Essentially, Dandrews is a bully. In party factions, secrets are held close and thinly veiled insults are common. In parliament, Andrews is smug and guarded, with a penchant for personal attacks; this is one thing when dealing with the Victorian Liberals, a shady bunch – as evidenced by Michael Sukkar’s recent branch stacking allegations – and particularly Michael O’Brien, but as a consequence of this he very rarely tells people what they want to hear. Successful freedom-of-information requests were at their lowest point in five years earlier this year, according to the Sydney Morning Herald, and Andrews has drawn the ire of the public recently due to his lack of transparency, and outright lies, regarding the failures of his hotel quarantine procedure and enforcement of subsequent lockdowns. He is still yet to provide a real justification for sending five hundred police officers, rather than health workers, to public housing towers with no evidence of an outbreak, whilst failing to even test their residents in a comprehensive way for weeks. Andrews desperately needs someone to blame for this crisis, but all that he grasps turns to dust. He tried to blame the security workers, with accusations that they socialised in an unsafe manner, but as it happens the first case in the Rydges Hotel, the patient zero of the outbreak, was a night manager and far more credible reports have surfaced that posit the security workers weren’t properly trained, staffed or supplied with PPE for their work. He tried to blame the ADF, asserting that no support was offered or even available; official documents since released show this to be a lie. He even tried to blame the police, stating he introduced the curfew to help police prevent gatherings, but the commissioner was never briefed on it before it began. In factions, one can avoid accountability through being subsumed into a group identity; as Premier, Andrews holds the same distaste for being held to his actions but has no such place to hide.

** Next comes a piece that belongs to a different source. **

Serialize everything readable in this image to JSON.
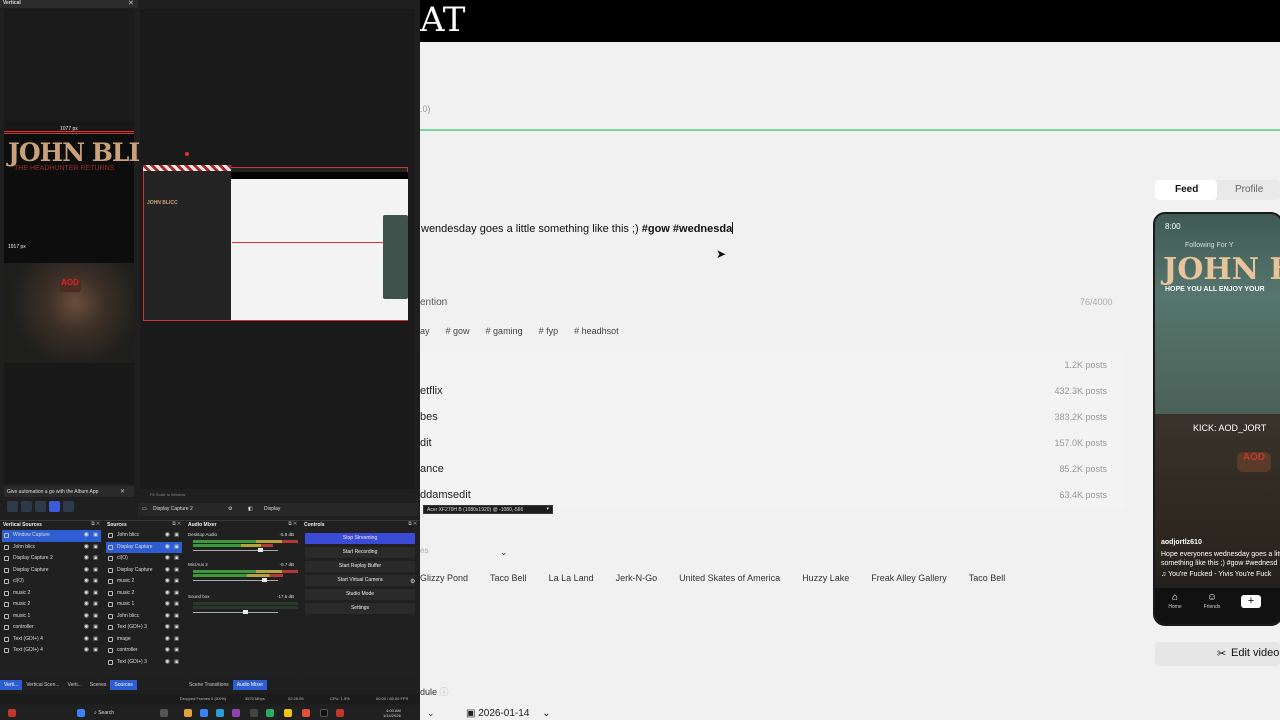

As the Victorian second wave comes under control, calls for a royal commission into Labor’s handling of the outbreak continue. On 27 August, Andrews accepted major concessions to his attempt to extend his powers to call a state of emergency and per Essential Poll numbers on 8 September only 50% of Victorians consider the state’s response to COVID-19 as ‘good’, down from 75% on June 15. Daniel Andrews’ imperiousness is gone with the wind, replaced by a masked but unmistakable desperation as he scrambles to recover what he lost in this second wave. He has, at least for a time, stopped blaming the virus on individual workers and will appear in front of the Judicial Inquiry into the Hotel Quarantine program in Victoria. As that royal commission has shown, the second wave is far from his doing alone, rather the fault of many different departments, but his former strategy to be the calming presence in the storm is now untenable when so many are so mad at him. Andrews has never been one to obsess over his legacy, but his legacy has, in a matter of some few months, devolved from that of a socially progressive leader who brought an infrastructure boom and economic prosperity to the state to the man who brought the pandemic to Melbourne and blamed it on anyone and everyone but himself.